Langenargener Eisstockschützen sind deutscher Meister

Das Siegerteam (von li.): Bruno Morandell, Raffael Tomasi, Marcel Porst und Christian Späthe.
Das Siegerteam (von li.): Bruno Morandell, Raffael Tomasi, Marcel Porst und Christian Späthe. (Foto: Verein)
Schwäbische Zeitung

Die Eisstockschützen des ESC Langenargen haben die deutschen Meisterschaften mit einem Paukenschlag beendet. Im Mannschaftszielschießen auf den Sommerbahnen im niederbayerischen Straßkirchen schaffte das ESC-Team um Christian Späthe, Marcel Porst, Raffael Tomasi und Bruno Morandell einen laut Verein „sensationellen Sieg“ gegen das favorisierte bayerische Auswahlteam und besiegelte damit den größten Erfolg der Vereinsgeschichte.

Mit seiner Leistung hat der ESC damit eine jahrelange Dominanz gebrochen. „Im Zielschießwettbewerb, bei dem die besten vier Spieler einer Region ein Team bilden, stellt das bayerische Auswahlteam der Region Süd traditionell den Sieger“, heißt es in der Mitteilung des Vereins. Das war die Ausgangslage vor dem Wettkampf, aber diesmal lief es nicht wie sonst auch. Die Region Südwest (Rheinland-Pfalz und Baden-Württemberg) siegte und sorgte damit für einen echten Coup, der sich schon zu Beginn anbahnte. Späthe eröffnete mit dem Maßen in die mittleren Ringe, legte mit 94 Punkten gut vor und nahm den parallel auf der Nebenbahn kämpfenden Bayern gleich mal acht Punkte ab. Im zweiten Block (Schießen) glänzte Porst mit 110 von 120 möglichen Punkten, baute den Vorsprung auf 26 Punkte aus. Tomasi konnte anschließend beim Maßen in die hinteren Ringe den Abstand halten und Bruno Morandell baute abschließend beim Kombinationsschießen den Vorsprung gar noch auf herausragende 42 Punkte aus. Damit war für die Spieler vom ESC Langenargen die Sensation perfekt: Gold für Südwest (328 Punkte), Silber für Bayern (286 Punkte) und Bronze für die Region West (154 Punkte).

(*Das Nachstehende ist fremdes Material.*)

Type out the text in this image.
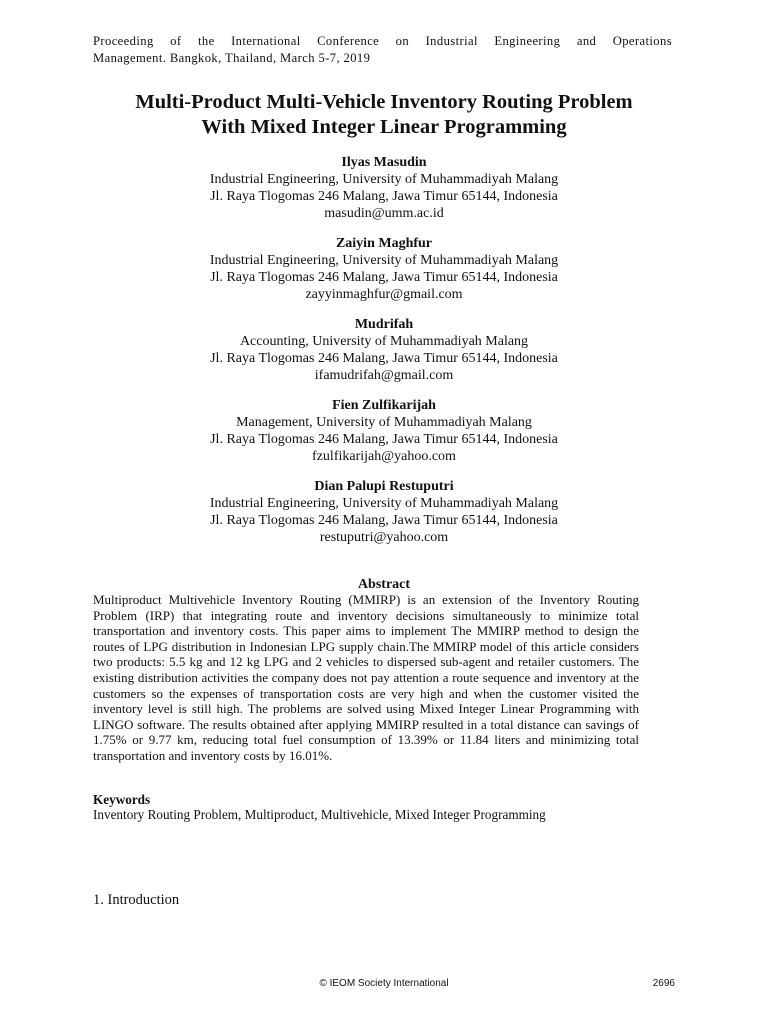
Proceeding of the International Conference on Industrial Engineering and Operations
Management. Bangkok, Thailand, March 5-7, 2019
Multi-Product Multi-Vehicle Inventory Routing Problem
With Mixed Integer Linear Programming
Ilyas Masudin
Industrial Engineering, University of Muhammadiyah Malang
Jl. Raya Tlogomas 246 Malang, Jawa Timur 65144, Indonesia
masudin@umm.ac.id
Zaiyin Maghfur
Industrial Engineering, University of Muhammadiyah Malang
Jl. Raya Tlogomas 246 Malang, Jawa Timur 65144, Indonesia
zayyinmaghfur@gmail.com
Mudrifah
Accounting, University of Muhammadiyah Malang
Jl. Raya Tlogomas 246 Malang, Jawa Timur 65144, Indonesia
ifamudrifah@gmail.com
Fien Zulfikarijah
Management, University of Muhammadiyah Malang
Jl. Raya Tlogomas 246 Malang, Jawa Timur 65144, Indonesia
fzulfikarijah@yahoo.com
Dian Palupi Restuputri
Industrial Engineering, University of Muhammadiyah Malang
Jl. Raya Tlogomas 246 Malang, Jawa Timur 65144, Indonesia
restuputri@yahoo.com
Abstract
Multiproduct Multivehicle Inventory Routing (MMIRP) is an extension of the Inventory Routing Problem (IRP) that integrating route and inventory decisions simultaneously to minimize total transportation and inventory costs. This paper aims to implement The MMIRP method to design the routes of LPG distribution in Indonesian LPG supply chain.The MMIRP model of this article considers two products: 5.5 kg and 12 kg LPG and 2 vehicles to dispersed sub-agent and retailer customers. The existing distribution activities the company does not pay attention a route sequence and inventory at the customers so the expenses of transportation costs are very high and when the customer visited the inventory level is still high. The problems are solved using Mixed Integer Linear Programming with LINGO software. The results obtained after applying MMIRP resulted in a total distance can savings of 1.75% or 9.77 km, reducing total fuel consumption of 13.39% or 11.84 liters and minimizing total transportation and inventory costs by 16.01%.
Keywords
Inventory Routing Problem, Multiproduct, Multivehicle, Mixed Integer Programming
1. Introduction
© IEOM Society International	2696
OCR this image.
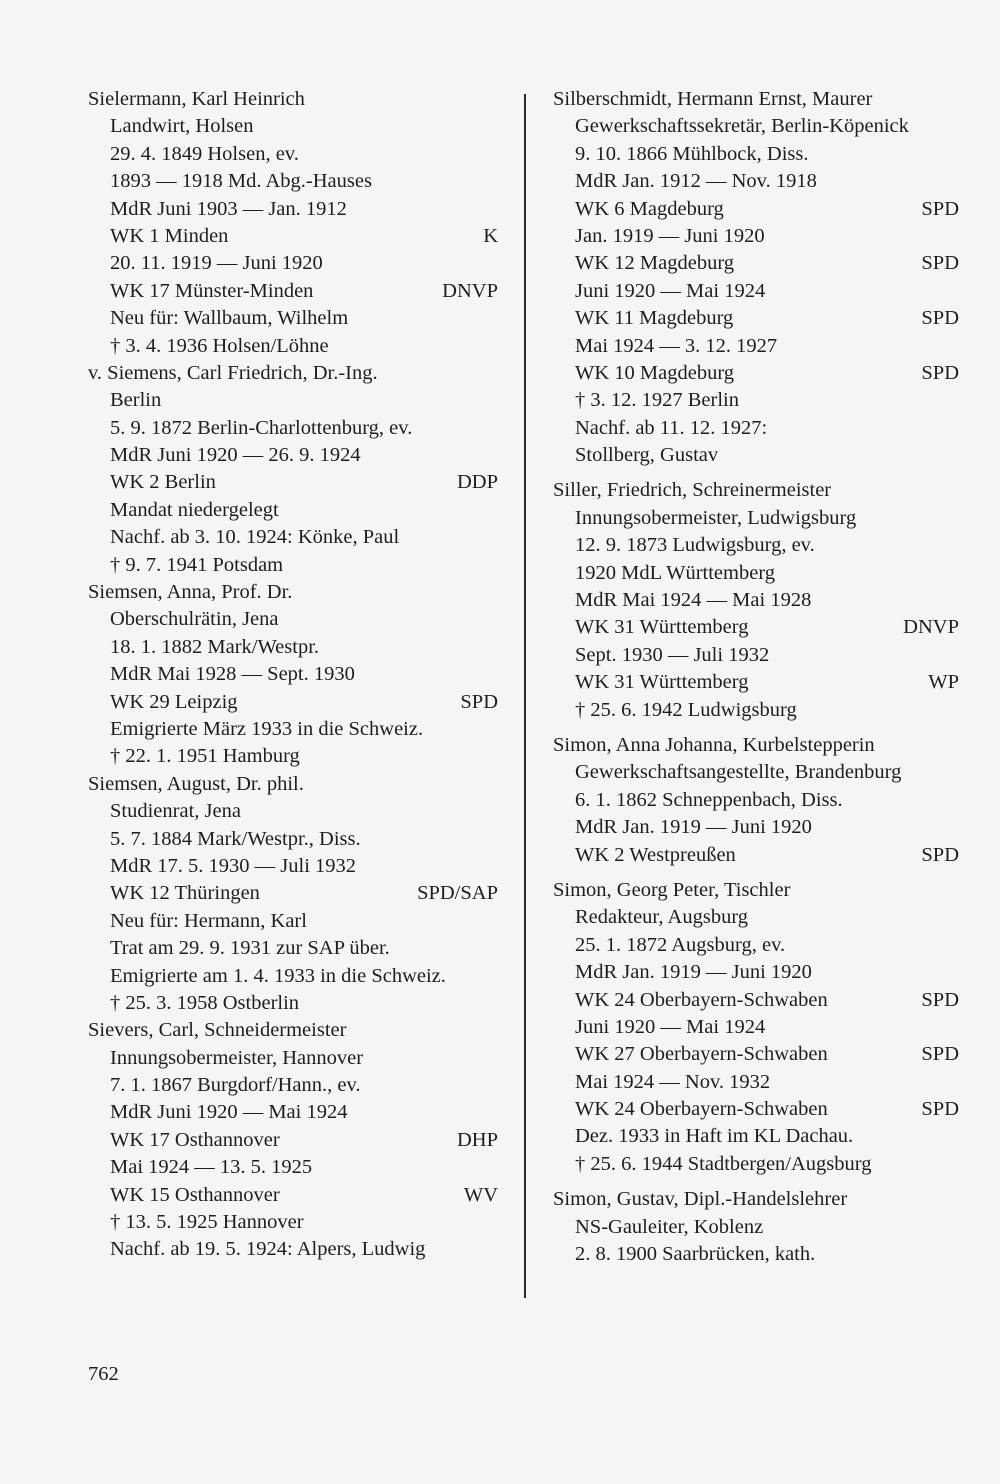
Sielermann, Karl Heinrich
Landwirt, Holsen
29. 4. 1849 Holsen, ev.
1893 — 1918 Md. Abg.-Hauses
MdR Juni 1903 — Jan. 1912
WK 1 Minden	K
20. 11. 1919 — Juni 1920
WK 17 Münster-Minden	DNVP
Neu für: Wallbaum, Wilhelm
† 3. 4. 1936 Holsen/Löhne
v. Siemens, Carl Friedrich, Dr.-Ing.
Berlin
5. 9. 1872 Berlin-Charlottenburg, ev.
MdR Juni 1920 — 26. 9. 1924
WK 2 Berlin	DDP
Mandat niedergelegt
Nachf. ab 3. 10. 1924: Könke, Paul
† 9. 7. 1941 Potsdam
Siemsen, Anna, Prof. Dr.
Oberschulrätin, Jena
18. 1. 1882 Mark/Westpr.
MdR Mai 1928 — Sept. 1930
WK 29 Leipzig	SPD
Emigrierte März 1933 in die Schweiz.
† 22. 1. 1951 Hamburg
Siemsen, August, Dr. phil.
Studienrat, Jena
5. 7. 1884 Mark/Westpr., Diss.
MdR 17. 5. 1930 — Juli 1932
WK 12 Thüringen	SPD/SAP
Neu für: Hermann, Karl
Trat am 29. 9. 1931 zur SAP über.
Emigrierte am 1. 4. 1933 in die Schweiz.
† 25. 3. 1958 Ostberlin
Sievers, Carl, Schneidermeister
Innungsobermeister, Hannover
7. 1. 1867 Burgdorf/Hann., ev.
MdR Juni 1920 — Mai 1924
WK 17 Osthannover	DHP
Mai 1924 — 13. 5. 1925
WK 15 Osthannover	WV
† 13. 5. 1925 Hannover
Nachf. ab 19. 5. 1924: Alpers, Ludwig
Silberschmidt, Hermann Ernst, Maurer
Gewerkschaftssekretär, Berlin-Köpenick
9. 10. 1866 Mühlbock, Diss.
MdR Jan. 1912 — Nov. 1918
WK 6 Magdeburg	SPD
Jan. 1919 — Juni 1920
WK 12 Magdeburg	SPD
Juni 1920 — Mai 1924
WK 11 Magdeburg	SPD
Mai 1924 — 3. 12. 1927
WK 10 Magdeburg	SPD
† 3. 12. 1927 Berlin
Nachf. ab 11. 12. 1927:
Stollberg, Gustav
Siller, Friedrich, Schreinermeister
Innungsobermeister, Ludwigsburg
12. 9. 1873 Ludwigsburg, ev.
1920 MdL Württemberg
MdR Mai 1924 — Mai 1928
WK 31 Württemberg	DNVP
Sept. 1930 — Juli 1932
WK 31 Württemberg	WP
† 25. 6. 1942 Ludwigsburg
Simon, Anna Johanna, Kurbelstepperin
Gewerkschaftsangestellte, Brandenburg
6. 1. 1862 Schneppenbach, Diss.
MdR Jan. 1919 — Juni 1920
WK 2 Westpreußen	SPD
Simon, Georg Peter, Tischler
Redakteur, Augsburg
25. 1. 1872 Augsburg, ev.
MdR Jan. 1919 — Juni 1920
WK 24 Oberbayern-Schwaben	SPD
Juni 1920 — Mai 1924
WK 27 Oberbayern-Schwaben	SPD
Mai 1924 — Nov. 1932
WK 24 Oberbayern-Schwaben	SPD
Dez. 1933 in Haft im KL Dachau.
† 25. 6. 1944 Stadtbergen/Augsburg
Simon, Gustav, Dipl.-Handelslehrer
NS-Gauleiter, Koblenz
2. 8. 1900 Saarbrücken, kath.
762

Novum bei der deutschen Meisterschaft

Es war ein grandioser Abschluss der deutschen Meisterschaften für den ESC Langenargen, der sich für die Wettkämpfe als Sieger der Bundesliga Südwest im Juli qualifizierte. Vor ihrem Erfolg im Mannschaftszielschießen traten die Langenargener Eisstockschützen im Einzelzielschießen für die Region Südwest an. Ein Novum, das auch Bundestrainer Roland Fischl überraschte: „Das gab’s noch nie bei einer deutschen Meisterschaft, dass die vier besten Spieler einer Region vom selben Verein kommen“, meinte Fischl. Am besten schnitt Porst ab. Er rettete sich mit dem letzten Schuss ins Finale und gewann dort Bronze. Späthe und Tomasi verpassten mit Rang acht und neun den Einzug in die Finalrunde nur knapp, Morandell wurde 14. von 21 Teilnehmern.

Die deutschen Meisterschaften in der Gäubodenhalle in Straßkirchen, die am ersten Oktoberwochenende ausgetragen wurden, begannen mit dem Mannschaftswettbewerb. Der ESC rechnete sich Chancen auf eine Top-Platzierung aus, und zunächst lief es für Mannschaftsführer Tomasi, Philipp Fritsch, Späthe, Porst und Morandell auch zehn Spiele hintereinander hervorragend. Dann aber gab es einen Patzer im letzten Schuss gegen den neuen deutschen Meister vom TSV Peiting. Langenargen kam aus dem Tritt und fiel in dem engen Klassement vom zweiten auf den achten Platz.